Better Business
You cannot boil the ocean with AI – Matthews
Financial services is no exception, with predictive and generative AI already delivering transformation, efficiency and disruption. As a sector, we are seeing fantastic use cases, whether it’s intelligent chatbots, vulnerability detection, data analysis or decision-making. The promise and potential is real, but so is the disappointment – especially for firms that focus on the wrong areas, or fail to put the right foundations in place first.
At a recent conference, the AI narrative was all about redoing your website at the ‘touch of a button’, giving it a quick prompt or some data and it will give you all the answers. It’s like the predictions of Tomorrow’s World have finally been answered – the future is here and it’s exciting. When you apply this to a business need, it can be really compelling, but without the necessary work around it, it all feels a little superficial and doesn’t offer a true return.
The problem is that AI is seen as this silver bullet – the answer to all problems. In reality, it’s a toolkit, and one that relies on having all the right building blocks in place first. Without this integral step, you’re really building houses on sand.
Doing the housekeeping
Before any meaningful integration, you absolutely need to do the housekeeping first and do all the below-the-line work – the unexciting but highly essential work that gets the house in order. In my view, this all starts with data. You need to get your data structure and data strategy in place to ensure it’s well-categorised, it’s consistent and ultimately coherent.
A clear approach to taxonomy, integration and internal governance prevents cluttered data and poor processes. If your team is using terms interchangeably or relying on multiple versions of the same data set, a large language model (LLM) is flawed at the outset. Once you get this right, you can then start to look at the above-the-line work and put some clever stuff over the top.
The doomed retrofit
It’s also critical to consider where your data is stored, the systems it flows through and the platforms and tech stack you plan to use AI with. This is particularly key where firms are still relying on outdated legacy systems as their backbone. Trying to retrofit cutting-edge AI solutions into these archaic infrastructures is simply incompatible. It’s like trying to open TikTok on a Nokia brick.
I will not apply AI across any legacy systems. It would be an absolute car crash and would send back so many crazy results that we would get absolutely no benefit from it. We can’t just take what exists in the ecosystem today and hope it will all just happen – it has to be much better thought through.
The same excitement that comes from playing with AI must be applied to digital transformation to really unlock the potential. We need to identify shortfalls in our data strategy and weaknesses in our tech stack that are stifling the ability to innovate and to scale at speed. We can then start to look at where upgrades are needed, what can be consolidated or what is just more efficient to outsource to an expert partner.
The right approach
While it is clearly making waves, we cannot think that we can boil the ocean with AI. We cannot view it as the answer to all our problems – especially when a business is ill-equipped. The risk becomes that we do too much, too fast, and we end up making things worse.
It needs to be targeted to particular use cases where it can demonstrate genuine value to the business, colleagues and eventually to clients. Don’t go all guns blazing on a full roll-out until you can prove it works in one part first.
Fundamentally, this is the process we have adopted at Target. We first looked at how we can leverage AI internally to solve operational and business problems. Our first solution was chatbots to streamline our internal processes and best support colleague queries. We then harnessed those learnings to create further proof of concepts and also leveraged AI innovation among current vendors and our existing platforms to make improvements to our service.

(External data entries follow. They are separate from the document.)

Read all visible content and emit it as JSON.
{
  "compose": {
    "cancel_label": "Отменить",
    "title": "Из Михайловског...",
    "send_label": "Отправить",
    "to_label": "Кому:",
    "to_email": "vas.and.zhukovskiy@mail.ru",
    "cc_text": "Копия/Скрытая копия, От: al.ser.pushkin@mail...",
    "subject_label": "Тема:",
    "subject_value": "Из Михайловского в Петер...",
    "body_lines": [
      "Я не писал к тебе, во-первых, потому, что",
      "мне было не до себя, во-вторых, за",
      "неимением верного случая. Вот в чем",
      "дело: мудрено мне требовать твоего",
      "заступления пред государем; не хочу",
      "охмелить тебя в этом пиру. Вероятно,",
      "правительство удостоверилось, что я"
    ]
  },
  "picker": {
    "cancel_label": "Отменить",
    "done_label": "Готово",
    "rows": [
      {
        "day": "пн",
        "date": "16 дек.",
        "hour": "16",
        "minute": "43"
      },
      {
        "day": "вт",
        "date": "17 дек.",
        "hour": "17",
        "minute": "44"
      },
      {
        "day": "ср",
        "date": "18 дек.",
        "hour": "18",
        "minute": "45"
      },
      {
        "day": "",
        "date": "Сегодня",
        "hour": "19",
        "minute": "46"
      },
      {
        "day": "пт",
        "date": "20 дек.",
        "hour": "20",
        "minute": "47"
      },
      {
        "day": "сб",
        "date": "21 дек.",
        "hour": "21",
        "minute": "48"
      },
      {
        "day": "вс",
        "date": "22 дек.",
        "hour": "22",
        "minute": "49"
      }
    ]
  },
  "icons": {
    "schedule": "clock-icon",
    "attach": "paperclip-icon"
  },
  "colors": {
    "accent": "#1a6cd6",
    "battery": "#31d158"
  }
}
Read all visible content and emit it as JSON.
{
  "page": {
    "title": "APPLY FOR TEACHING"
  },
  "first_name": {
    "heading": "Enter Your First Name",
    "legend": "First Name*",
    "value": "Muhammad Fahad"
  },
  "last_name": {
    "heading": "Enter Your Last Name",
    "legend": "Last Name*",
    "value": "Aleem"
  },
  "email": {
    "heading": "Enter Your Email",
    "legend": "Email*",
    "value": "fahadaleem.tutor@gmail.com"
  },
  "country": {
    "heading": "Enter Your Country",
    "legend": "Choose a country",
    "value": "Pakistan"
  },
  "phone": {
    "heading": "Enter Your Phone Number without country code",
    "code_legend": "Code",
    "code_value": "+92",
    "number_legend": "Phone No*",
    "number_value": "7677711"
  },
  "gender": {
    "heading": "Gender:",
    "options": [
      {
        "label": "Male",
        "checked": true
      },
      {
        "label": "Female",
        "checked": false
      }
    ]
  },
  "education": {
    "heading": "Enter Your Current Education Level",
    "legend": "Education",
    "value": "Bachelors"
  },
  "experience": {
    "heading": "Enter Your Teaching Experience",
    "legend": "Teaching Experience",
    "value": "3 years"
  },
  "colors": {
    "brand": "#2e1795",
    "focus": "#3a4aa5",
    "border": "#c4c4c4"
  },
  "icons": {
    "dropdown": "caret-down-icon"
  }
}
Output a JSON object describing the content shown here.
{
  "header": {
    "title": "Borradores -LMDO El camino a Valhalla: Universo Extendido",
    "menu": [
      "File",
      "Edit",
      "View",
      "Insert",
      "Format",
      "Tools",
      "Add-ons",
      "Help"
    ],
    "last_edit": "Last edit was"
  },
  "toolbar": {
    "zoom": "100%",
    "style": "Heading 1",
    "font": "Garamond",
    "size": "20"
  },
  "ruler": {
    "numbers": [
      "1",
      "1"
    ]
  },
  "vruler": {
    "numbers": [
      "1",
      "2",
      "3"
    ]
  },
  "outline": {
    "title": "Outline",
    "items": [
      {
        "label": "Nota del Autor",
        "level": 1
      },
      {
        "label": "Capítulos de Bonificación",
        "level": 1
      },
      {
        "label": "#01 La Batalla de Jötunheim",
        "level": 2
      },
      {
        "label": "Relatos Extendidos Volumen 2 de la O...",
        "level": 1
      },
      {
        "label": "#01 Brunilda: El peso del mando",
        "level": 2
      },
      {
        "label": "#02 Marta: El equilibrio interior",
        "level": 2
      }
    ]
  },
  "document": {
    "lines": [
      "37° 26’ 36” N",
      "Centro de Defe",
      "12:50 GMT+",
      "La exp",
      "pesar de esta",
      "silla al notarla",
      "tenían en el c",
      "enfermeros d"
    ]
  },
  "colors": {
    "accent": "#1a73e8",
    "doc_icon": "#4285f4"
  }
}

We are seeing fantastic examples of AI delivering genuine value in financial services – most notably for us, through the telephony system in our contact centre. Not only are call notes now automatically transcribed, but we are able to monitor 100% of customer calls and interactions, and provide agents with live guidance – particularly useful for identifying vulnerable customers – and instant feedback.
There are countless other examples of where AI is changing the game. We are seeing it ourselves as it enhances the service we can offer to our clients. But rather than diving straight in, we need to get our house in order, do the groundwork, make the necessary changes and investments and then apply AI where it can deliver real value.